Year of compilation: 2008

Site description
It lies within the Sahel zone and corresponds to "Zone ecologique 4" of Giraudoux et al. (1988). This part of Niger has a single rainy season from late May to early October with an average annual precipitation of c. 340 mm. The Komadougou Yobe River forms the southern boundary and is the border with Nigeria. Maine-Soroa, Diffa and Nguigmi are the only towns and most villages are found along the river and the former shore of Lake Chad.

Key biodiversity
250 bird species were recorded in 2008. Otherwise very little had been published on the birds of southeast Niger.The observations summarized by Giraudoux et al. (1988) were mainly from the 1970s, with few from the 1920s by Buchannan (Harterrt 1921, Bates 1933) and from the 1940s by Rousseelot (1947).

Habitat and land use
The natural vegetation is mostly grassland with scattred trees, in particular Acaccia spp. and Balanites aegyptiaca. During the rainy season, many isolated wetlands form across the grassland, some of which hold water for a few months after the end of the rainy season.
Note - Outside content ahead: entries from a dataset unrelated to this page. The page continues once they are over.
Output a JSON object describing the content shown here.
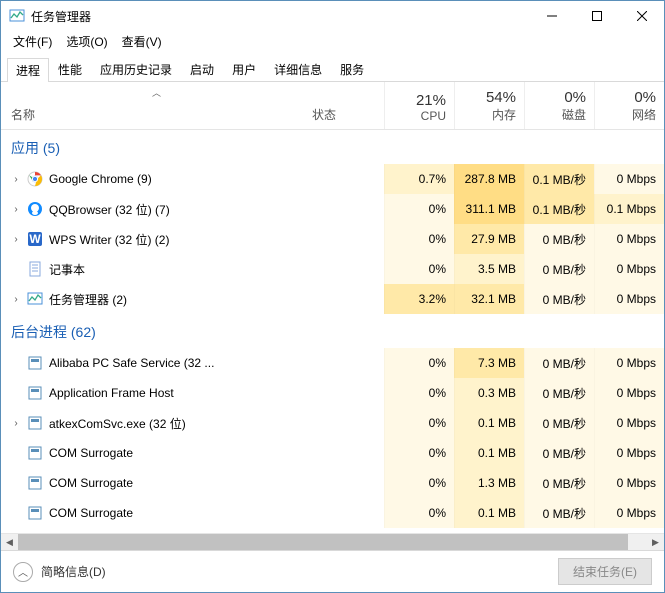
{
  "window": {
    "title": "任务管理器",
    "menu": {
      "file": "文件(F)",
      "options": "选项(O)",
      "view": "查看(V)"
    },
    "tabs": [
      "进程",
      "性能",
      "应用历史记录",
      "启动",
      "用户",
      "详细信息",
      "服务"
    ]
  },
  "columns": {
    "name": "名称",
    "status": "状态",
    "metrics": [
      {
        "pct": "21%",
        "label": "CPU"
      },
      {
        "pct": "54%",
        "label": "内存"
      },
      {
        "pct": "0%",
        "label": "磁盘"
      },
      {
        "pct": "0%",
        "label": "网络"
      }
    ]
  },
  "groups": [
    {
      "title": "应用 (5)",
      "rows": [
        {
          "name": "Google Chrome (9)",
          "icon": "chrome",
          "exp": true,
          "m": [
            "0.7%",
            "287.8 MB",
            "0.1 MB/秒",
            "0 Mbps"
          ],
          "heat": [
            1,
            3,
            2,
            0
          ]
        },
        {
          "name": "QQBrowser (32 位) (7)",
          "icon": "qq",
          "exp": true,
          "m": [
            "0%",
            "311.1 MB",
            "0.1 MB/秒",
            "0.1 Mbps"
          ],
          "heat": [
            0,
            3,
            2,
            1
          ]
        },
        {
          "name": "WPS Writer (32 位) (2)",
          "icon": "wps",
          "exp": true,
          "m": [
            "0%",
            "27.9 MB",
            "0 MB/秒",
            "0 Mbps"
          ],
          "heat": [
            0,
            2,
            0,
            0
          ]
        },
        {
          "name": "记事本",
          "icon": "notepad",
          "exp": false,
          "m": [
            "0%",
            "3.5 MB",
            "0 MB/秒",
            "0 Mbps"
          ],
          "heat": [
            0,
            1,
            0,
            0
          ]
        },
        {
          "name": "任务管理器 (2)",
          "icon": "taskmgr",
          "exp": true,
          "m": [
            "3.2%",
            "32.1 MB",
            "0 MB/秒",
            "0 Mbps"
          ],
          "heat": [
            2,
            2,
            0,
            0
          ]
        }
      ]
    },
    {
      "title": "后台进程 (62)",
      "rows": [
        {
          "name": "Alibaba PC Safe Service (32 ...",
          "icon": "generic",
          "exp": false,
          "m": [
            "0%",
            "7.3 MB",
            "0 MB/秒",
            "0 Mbps"
          ],
          "heat": [
            0,
            2,
            0,
            0
          ]
        },
        {
          "name": "Application Frame Host",
          "icon": "generic",
          "exp": false,
          "m": [
            "0%",
            "0.3 MB",
            "0 MB/秒",
            "0 Mbps"
          ],
          "heat": [
            0,
            1,
            0,
            0
          ]
        },
        {
          "name": "atkexComSvc.exe (32 位)",
          "icon": "generic",
          "exp": true,
          "m": [
            "0%",
            "0.1 MB",
            "0 MB/秒",
            "0 Mbps"
          ],
          "heat": [
            0,
            1,
            0,
            0
          ]
        },
        {
          "name": "COM Surrogate",
          "icon": "generic",
          "exp": false,
          "m": [
            "0%",
            "0.1 MB",
            "0 MB/秒",
            "0 Mbps"
          ],
          "heat": [
            0,
            1,
            0,
            0
          ]
        },
        {
          "name": "COM Surrogate",
          "icon": "generic",
          "exp": false,
          "m": [
            "0%",
            "1.3 MB",
            "0 MB/秒",
            "0 Mbps"
          ],
          "heat": [
            0,
            1,
            0,
            0
          ]
        },
        {
          "name": "COM Surrogate",
          "icon": "generic",
          "exp": false,
          "m": [
            "0%",
            "0.1 MB",
            "0 MB/秒",
            "0 Mbps"
          ],
          "heat": [
            0,
            1,
            0,
            0
          ]
        }
      ]
    }
  ],
  "footer": {
    "less": "简略信息(D)",
    "end": "结束任务(E)"
  },
  "icons": {
    "chrome": "<svg viewBox='0 0 16 16'><circle cx='8' cy='8' r='7' fill='#fff' stroke='#ccc'/><circle cx='8' cy='8' r='3.2' fill='#4285f4'/><path d='M8 1a7 7 0 016 3.4H8' fill='#ea4335'/><path d='M2.2 4.2L6 10.5 8 8' fill='#34a853'/><path d='M8 15a7 7 0 006-10.6L10 8' fill='#fbbc05'/><circle cx='8' cy='8' r='2.6' fill='#4285f4' stroke='#fff'/></svg>",
    "qq": "<svg viewBox='0 0 16 16'><circle cx='8' cy='8' r='7' fill='#118bff'/><circle cx='8' cy='7' r='4' fill='#fff'/><ellipse cx='8' cy='12' rx='3' ry='2' fill='#fff'/></svg>",
    "wps": "<svg viewBox='0 0 16 16'><rect x='1' y='1' width='14' height='14' rx='2' fill='#2968c9'/><text x='8' y='12' font-size='9' fill='#fff' text-anchor='middle' font-weight='bold'>W</text></svg>",
    "notepad": "<svg viewBox='0 0 16 16'><rect x='3' y='1' width='10' height='14' fill='#fff' stroke='#88aadd'/><line x1='5' y1='4' x2='11' y2='4' stroke='#88aadd'/><line x1='5' y1='7' x2='11' y2='7' stroke='#88aadd'/><line x1='5' y1='10' x2='11' y2='10' stroke='#88aadd'/></svg>",
    "taskmgr": "<svg viewBox='0 0 16 16'><rect x='1' y='2' width='14' height='11' fill='#fff' stroke='#4a90d9'/><polyline points='2,10 5,6 8,9 11,4 14,7' fill='none' stroke='#3a8' stroke-width='1.3'/></svg>",
    "generic": "<svg viewBox='0 0 16 16'><rect x='2' y='2' width='12' height='12' fill='#fff' stroke='#5a8fb9'/><rect x='4' y='4' width='8' height='3' fill='#5a8fb9'/></svg>",
    "app": "<svg viewBox='0 0 16 16'><rect x='1' y='2' width='14' height='11' fill='#fff' stroke='#4a90d9'/><polyline points='2,10 5,6 8,9 11,4 14,7' fill='none' stroke='#3a8' stroke-width='1.3'/></svg>"
  }
}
To the north and west, the grassland is borderd by huge tracts of sand dunes, including the Désert du Tal, with no or only a thin cover of desert grass and shrub-land. The eastern border follows the former shore of the now dry northern basin of Lake Chad, where the vegetation is at present mainly Mesquite Prosopsis juliflora, an introduced American tree. The vegetation is denser along the river and is often flooded during the height of the rainy season. Small-scale rice cultivation and irrigation fields with vegetables are found close to the river, in particular near Diffa. In a belt extending c. 5 km away from the river the grassland has been cultivated in many places to grow millet and sorghum. Fulani pastoralists with herds of cattle and goats utilise most of the grassland during the rainy season and some months after. During the dry season most herders move their livestock to areas close to the river or into Nigeria. While thick layers of wind-deposited sand cover most of the Sahel, the grassland in SE Niger is mainly on a clay plain, with extensive layers of sand only to the north and west. This provides particularly favourable breeding habitat for grasshoppers, most notably the Senegalese Grasshopper.